Jakarta, Aktual.co — Pengamat Pendidikan dari Universitas Negeri Medan Dr Mutsohito Solin menyesalkan masih adanya masyarakat yang melakukan tindak tidak terpuji dengan memperoleh ijazah sarjana palsu dari universitas ilegal.

“Ini memalukan, untuk mendapatkan gelar kesarjanaan S-2 dan S-3, rela mengeluarkan uang senilai Rp10 juta hingga Rp 40 juta,” katanya di Medan, Sabtu (30/5).

Sebelumnya, Personel Satuan Reskrim Polresta Medan, Rabu (27/5) menangkap pimpinan University Of Sumatera berinisial MY yang diduga pembuat ijazah palsu S-1 dan S-2.

Petugas juga mengamankan barang bukti berupa satu lembar ijazah S-1 dan ijazah S-2 milik mahasiswa, uang tunai sebesar Rp15 juta, brosur universitas sebanyak 2.500 lembar, ratusan lembaran KRS, stempel rektor, stempel dekan dan lainnya.

Mutsohito mengatakan, tingginya animo masyarakat untuk meraih gelar akademis itu memang layak disukuri. Namun yang disesalkan, mereka mau melakukan apa saja meski dengan cara yang salah.

Hal itu terjadi, menurut dia, karena sebagian masyarakat terlalu mengagung-agungkan nilai kesarjanaan tanpa perlu lagi memikirkan kuliah.

“Namun, yang penting bagaimana caranya bisa mendapatkan gelar kesarjanaan tersebut,” kata Ketua Dewan Pendidikan Kota Medan itu.

Ia menyebutkan, cara-cara yang tidak baik dan kurang terhormat dalam meraih kesarjanaan itu akan merusak citra pendidikan di Indonesia.
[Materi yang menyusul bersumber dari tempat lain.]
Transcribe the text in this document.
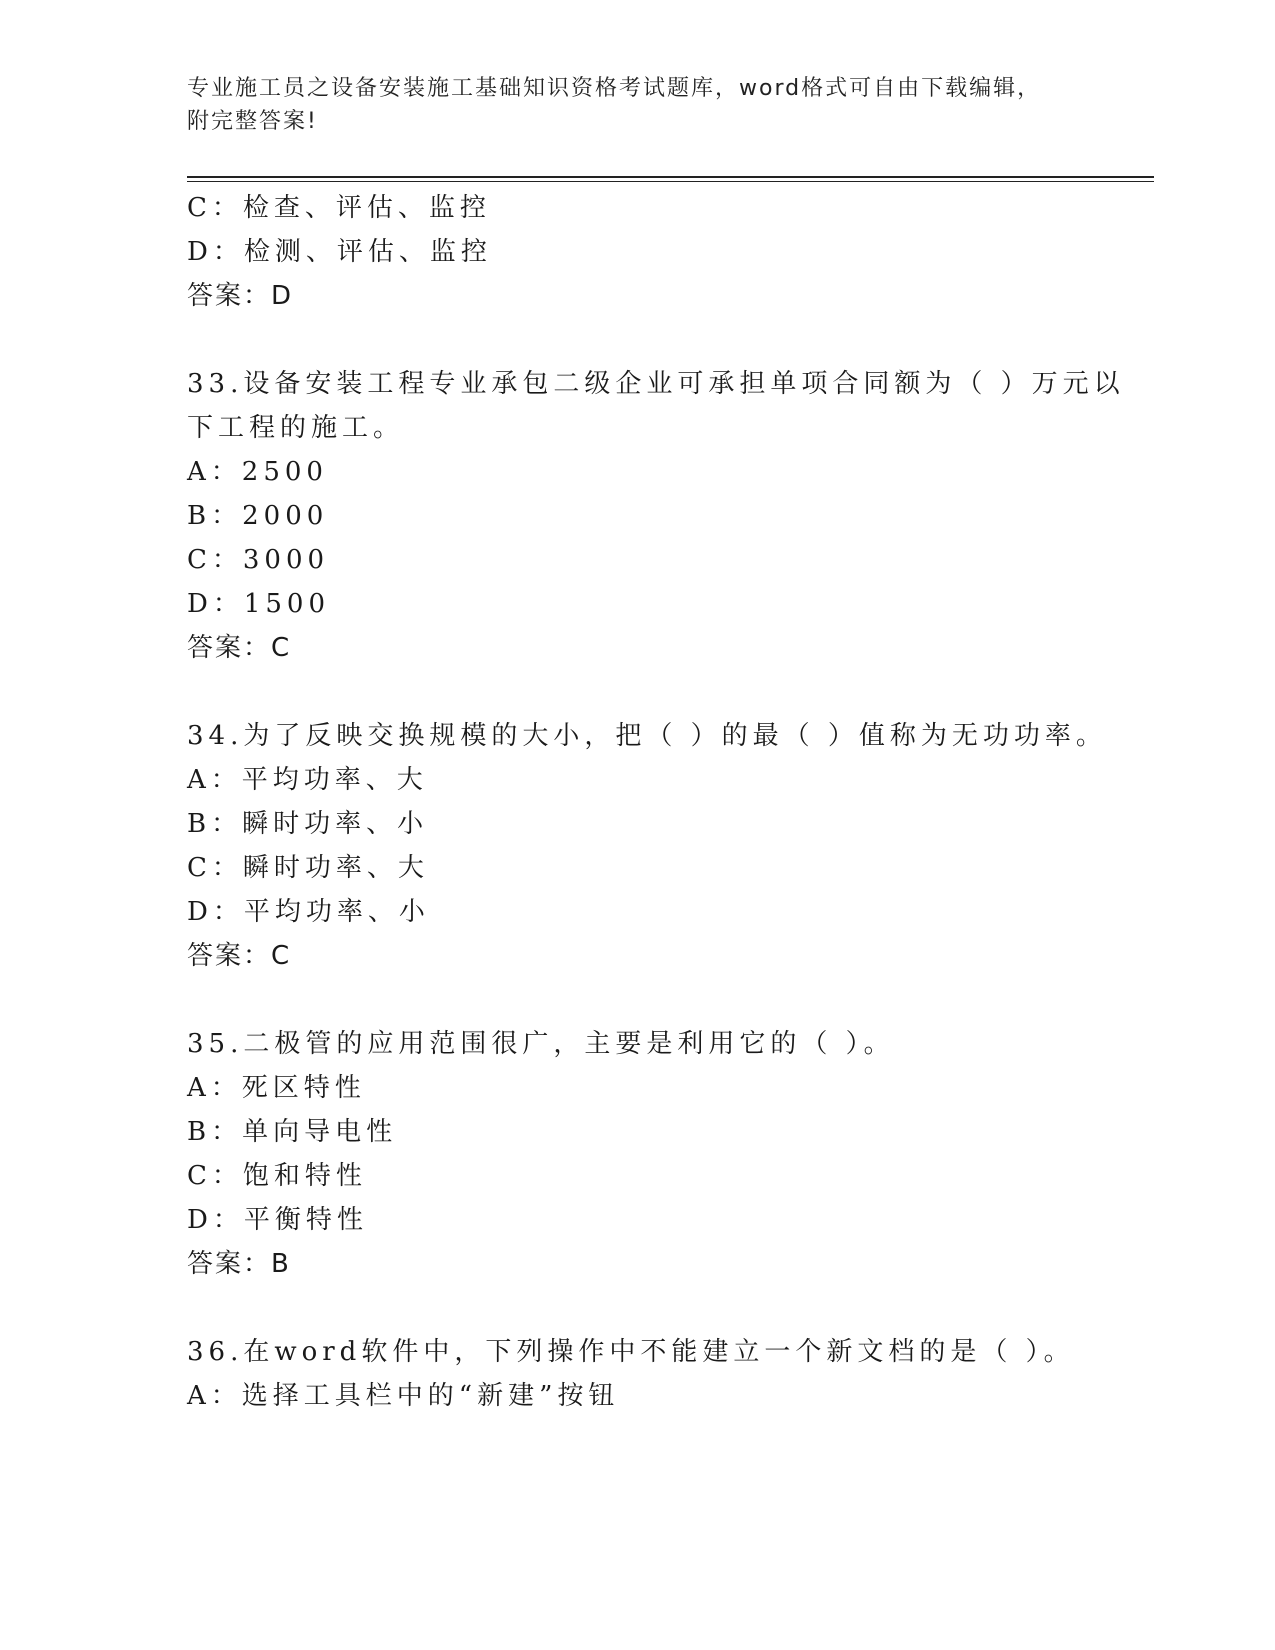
专业施工员之设备安装施工基础知识资格考试题库，word格式可自由下载编辑，
附完整答案!
C：检查、评估、监控
D：检测、评估、监控
答案：D
33.设备安装工程专业承包二级企业可承担单项合同额为（ ）万元以
下工程的施工。
A：2500
B：2000
C：3000
D：1500
答案：C
34.为了反映交换规模的大小，把（ ）的最（ ）值称为无功功率。
A：平均功率、大
B：瞬时功率、小
C：瞬时功率、大
D：平均功率、小
答案：C
35.二极管的应用范围很广，主要是利用它的（ ）。
A：死区特性
B：单向导电性
C：饱和特性
D：平衡特性
答案：B
36.在word软件中，下列操作中不能建立一个新文档的是（ ）。
A：选择工具栏中的“新建”按钮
Padahal, pemerintah melalui Kementerian Riset, Teknologi dan Pendidikan Tinggi (Kemenristek dan Dikti) terus berusaha menertibkan gelar kesarjanaan palsu yang diduga banyak dikeluarkan beberapa Perguruan Tinggi Swasta (PTS) di Tanah Air.
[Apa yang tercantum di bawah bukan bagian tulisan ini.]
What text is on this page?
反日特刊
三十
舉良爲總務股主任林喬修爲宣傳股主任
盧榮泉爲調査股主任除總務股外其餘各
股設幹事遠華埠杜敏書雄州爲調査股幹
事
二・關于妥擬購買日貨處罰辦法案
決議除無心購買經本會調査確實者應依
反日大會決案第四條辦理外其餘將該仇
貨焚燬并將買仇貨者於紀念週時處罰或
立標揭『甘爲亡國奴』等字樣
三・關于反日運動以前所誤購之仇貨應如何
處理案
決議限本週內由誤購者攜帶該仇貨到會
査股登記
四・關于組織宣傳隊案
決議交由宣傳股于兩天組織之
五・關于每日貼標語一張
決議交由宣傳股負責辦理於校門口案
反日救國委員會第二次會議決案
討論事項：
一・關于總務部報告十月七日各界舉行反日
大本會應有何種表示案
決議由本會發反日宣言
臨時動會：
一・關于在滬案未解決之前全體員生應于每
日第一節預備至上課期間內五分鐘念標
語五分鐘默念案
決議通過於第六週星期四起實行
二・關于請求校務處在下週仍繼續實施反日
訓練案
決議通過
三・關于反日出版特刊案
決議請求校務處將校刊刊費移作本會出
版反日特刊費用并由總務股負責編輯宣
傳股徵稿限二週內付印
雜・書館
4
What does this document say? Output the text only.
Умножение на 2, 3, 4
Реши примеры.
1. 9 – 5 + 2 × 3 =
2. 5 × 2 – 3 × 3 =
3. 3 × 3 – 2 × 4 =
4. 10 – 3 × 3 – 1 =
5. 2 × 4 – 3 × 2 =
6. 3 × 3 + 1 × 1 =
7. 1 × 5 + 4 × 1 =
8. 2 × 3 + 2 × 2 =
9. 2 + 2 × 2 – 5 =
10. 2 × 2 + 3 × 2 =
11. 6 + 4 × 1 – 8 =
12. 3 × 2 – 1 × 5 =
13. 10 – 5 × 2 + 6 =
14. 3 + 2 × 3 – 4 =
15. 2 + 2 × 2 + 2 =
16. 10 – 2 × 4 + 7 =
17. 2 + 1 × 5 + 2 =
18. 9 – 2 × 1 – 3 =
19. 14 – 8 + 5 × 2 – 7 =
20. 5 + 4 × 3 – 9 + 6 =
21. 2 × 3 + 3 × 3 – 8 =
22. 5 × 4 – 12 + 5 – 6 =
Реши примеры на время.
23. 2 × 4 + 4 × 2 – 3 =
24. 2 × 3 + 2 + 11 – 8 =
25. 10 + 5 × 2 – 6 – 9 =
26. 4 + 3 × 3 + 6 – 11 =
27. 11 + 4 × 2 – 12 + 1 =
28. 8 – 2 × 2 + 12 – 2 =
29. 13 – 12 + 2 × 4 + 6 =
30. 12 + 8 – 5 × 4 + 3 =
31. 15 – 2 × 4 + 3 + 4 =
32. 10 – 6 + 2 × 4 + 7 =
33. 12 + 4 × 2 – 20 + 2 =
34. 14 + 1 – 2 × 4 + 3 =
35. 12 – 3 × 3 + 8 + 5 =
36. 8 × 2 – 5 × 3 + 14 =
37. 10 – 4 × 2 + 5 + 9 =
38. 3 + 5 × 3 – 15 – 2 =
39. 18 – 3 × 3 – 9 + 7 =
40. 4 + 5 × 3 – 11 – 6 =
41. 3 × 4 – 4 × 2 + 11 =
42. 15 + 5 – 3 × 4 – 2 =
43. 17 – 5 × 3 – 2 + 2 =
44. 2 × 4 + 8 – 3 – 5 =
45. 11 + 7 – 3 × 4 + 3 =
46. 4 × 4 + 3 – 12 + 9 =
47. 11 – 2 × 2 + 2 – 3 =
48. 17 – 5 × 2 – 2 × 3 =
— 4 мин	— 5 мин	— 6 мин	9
“Pemerintah ingin PTS dapat menegakkan Undang-Undang Nomor 20 Tahun 2003 tentang Sistem Pendidikan Nasional, dan jangan melakukan hal-hal kurang baik dalam memberikan gelar kesarjanaan kepada mahasiswanya,” ucapnya.

Ia menjelaskan, masyarakat rela membayar biaya berapa saja, asalkan bisa tercapai keinginannya untuk mendapatkan sertifikat berharga tersebut.
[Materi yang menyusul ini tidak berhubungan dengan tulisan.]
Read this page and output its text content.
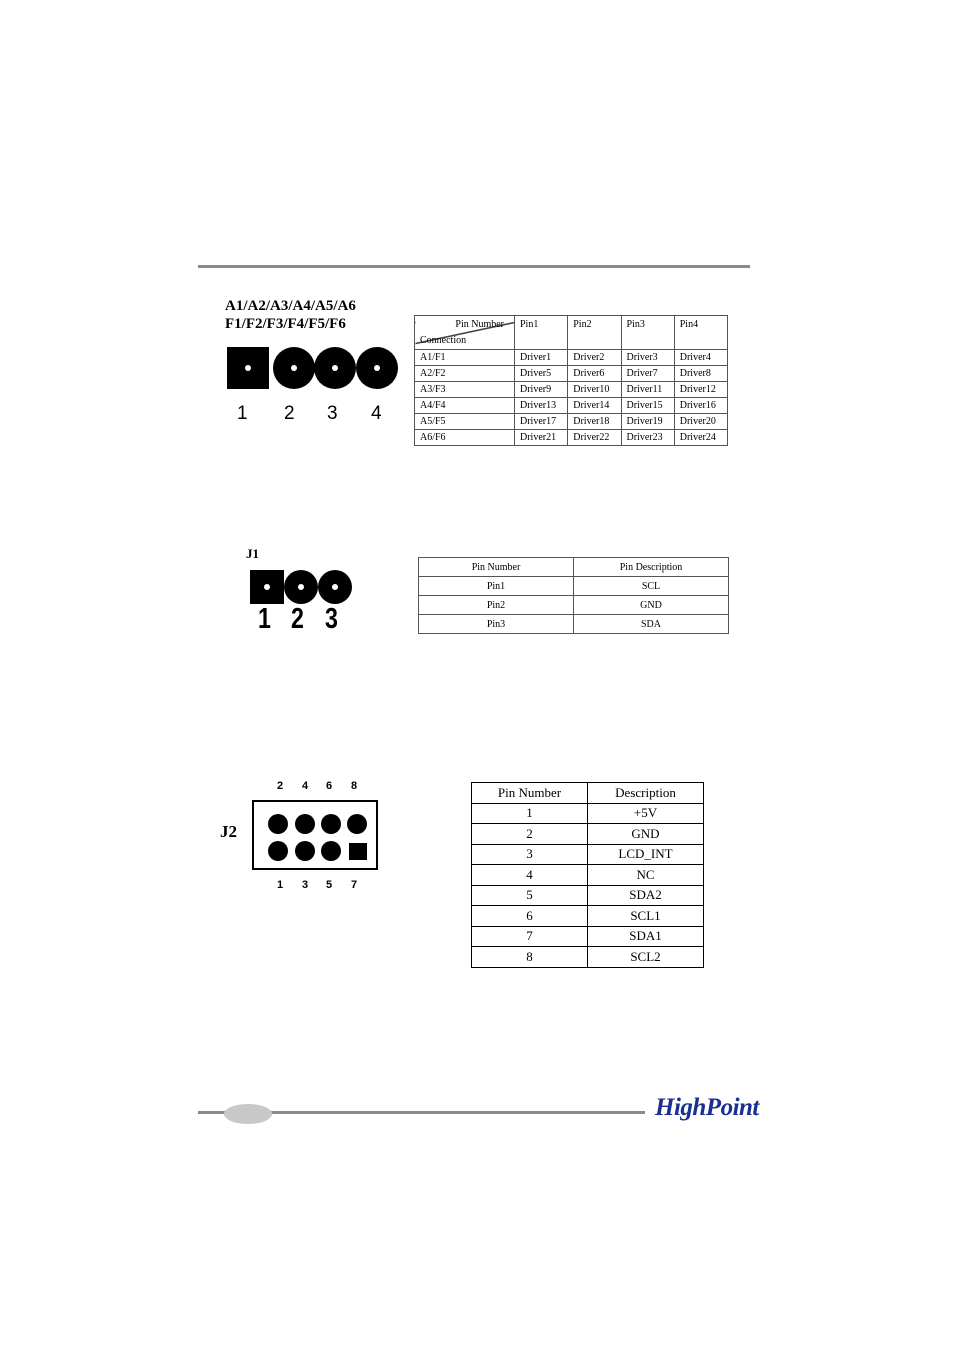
HighPoint
A1/A2/A3/A4/A5/A6
F1/F2/F3/F4/F5/F6
1 2 3 4
Pin Number
Connection	Pin1	Pin2	Pin3	Pin4
A1/F1	Driver1	Driver2	Driver3	Driver4
A2/F2	Driver5	Driver6	Driver7	Driver8
A3/F3	Driver9	Driver10	Driver11	Driver12
A4/F4	Driver13	Driver14	Driver15	Driver16
A5/F5	Driver17	Driver18	Driver19	Driver20
A6/F6	Driver21	Driver22	Driver23	Driver24
J1
1 2 3
Pin Number	Pin Description
Pin1	SCL
Pin2	GND
Pin3	SDA
J2
2 4 6 8
1 3 5 7
Pin Number	Description
1	+5V
2	GND
3	LCD_INT
4	NC
5	SDA2
6	SCL1
7	SDA1
8	SCL2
Sebab, ijazah tersebut digunakan untuk promosi jabatan, dan juga untuk gengsi di kalangan masyarakat, karena memiliki gelar master mau pun doktor.

“Masyarakat juga banyak yang tidak mengetahui, bahwa gelar sarjana yang diraihnya di universitas tersebut adalah ilegal, karena tidak diakui pemerintah. Akhirnya menjerat mahasiswa itu ke ranah hukum,” kata Staf Pengajar di Unimed itu.